Wednesday, February 14, 2018

Reap What You Sow

I am in a dark place in life. Those around me know my struggle, those intimately around me know the worst of it.  I’m not proud of who I am right now.  I struggle daily with anxiety and an eating disorder, but it isn’t who I used to be.  I used to mentor young girls, care for babies, love everyone around me, and enjoy a night out every once in a while.  I played sports, I attended school, and I still found time to go to church and spend time with family.  I was reaping a good harvest.  Now, in this time of “harvest” I am grasping at broken straws.  I have few babies, few friends, and I have a hard time loving because I have a hard time being around others.  My goal in this time is to help myself, but I need others to help me too.  When doctors refuse to call or help me, I find myself in a more hopeless situation.  However, when I look at the relationships I have right now, I realize that they came from a healthy harvest time.  I’ve build intimate relationships with a handful of women, at a time of joy and laughter, and now, at a time of tears and sorrow, they are still my people.  Their kids still love me, while I have tainted my trusted reputation, they let me stick around and love in any way I can.  Whether it’s draw pictures, eat a meal with their family, laugh and dance, watch project runway, practice handwriting or math with the homeschoolers, snuggle and hold their babies, or just feel like I am okay enough to be in their homes.
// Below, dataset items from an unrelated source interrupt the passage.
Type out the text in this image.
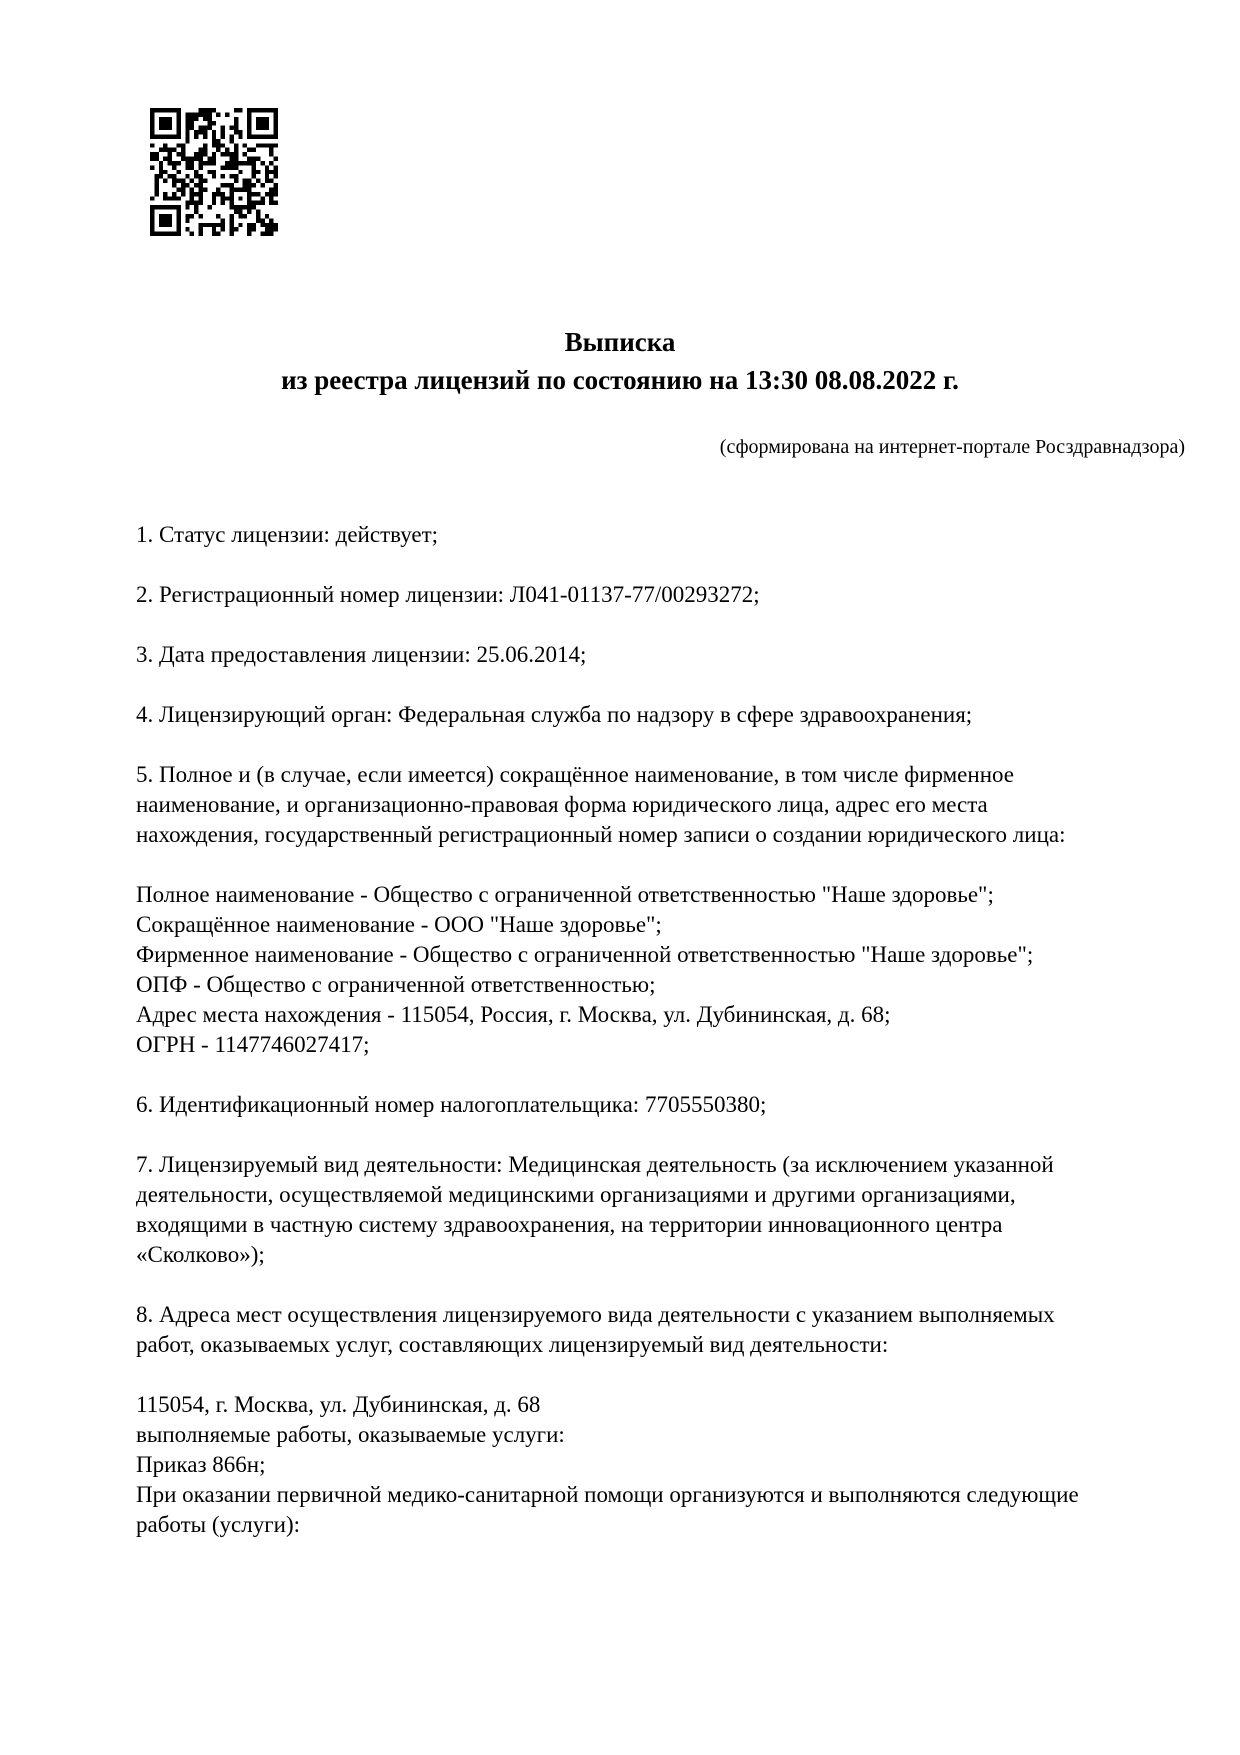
Выписка
из реестра лицензий по состоянию на 13:30 08.08.2022 г.
(сформирована на интернет-портале Росздравнадзора)
1. Статус лицензии: действует;
2. Регистрационный номер лицензии: Л041-01137-77/00293272;
3. Дата предоставления лицензии: 25.06.2014;
4. Лицензирующий орган: Федеральная служба по надзору в сфере здравоохранения;
5. Полное и (в случае, если имеется) сокращённое наименование, в том числе фирменное
наименование, и организационно-правовая форма юридического лица, адрес его места
нахождения, государственный регистрационный номер записи о создании юридического лица:
Полное наименование - Общество с ограниченной ответственностью "Наше здоровье";
Сокращённое наименование - ООО "Наше здоровье";
Фирменное наименование - Общество с ограниченной ответственностью "Наше здоровье";
ОПФ - Общество с ограниченной ответственностью;
Адрес места нахождения - 115054, Россия, г. Москва, ул. Дубининская, д. 68;
ОГРН - 1147746027417;
6. Идентификационный номер налогоплательщика: 7705550380;
7. Лицензируемый вид деятельности: Медицинская деятельность (за исключением указанной
деятельности, осуществляемой медицинскими организациями и другими организациями,
входящими в частную систему здравоохранения, на территории инновационного центра
«Сколково»);
8. Адреса мест осуществления лицензируемого вида деятельности с указанием выполняемых
работ, оказываемых услуг, составляющих лицензируемый вид деятельности:
115054, г. Москва, ул. Дубининская, д. 68
выполняемые работы, оказываемые услуги:
Приказ 866н;
При оказании первичной медико-санитарной помощи организуются и выполняются следующие
работы (услуги):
While I am not whole, they are helping me by being present, while also allowing me to be present in my broken state.  Some days the kids go to bed and I fall apart, some days I laugh more than I frown.  Some days I stay up way later than I plan, and other days I leave early to try and get some sleep.  This is a dry time in my life.  I can not produce fruit in my life.  But what I have in my life are rain makers and farmers who reap for me or with me.  So I am not reaping a harvest of dead fruits or broken flowers, but I am growing flowers that require a little more attention, but are not a lost cause.

I am not a lost cause.  I am going to successfully reap again.  But for now, my rain and my farmers will stand beside me, leading me to Christ daily, loving me, allowing me to love their babies, eat their food, and sit on their couches in silence.  And that’s enough for now.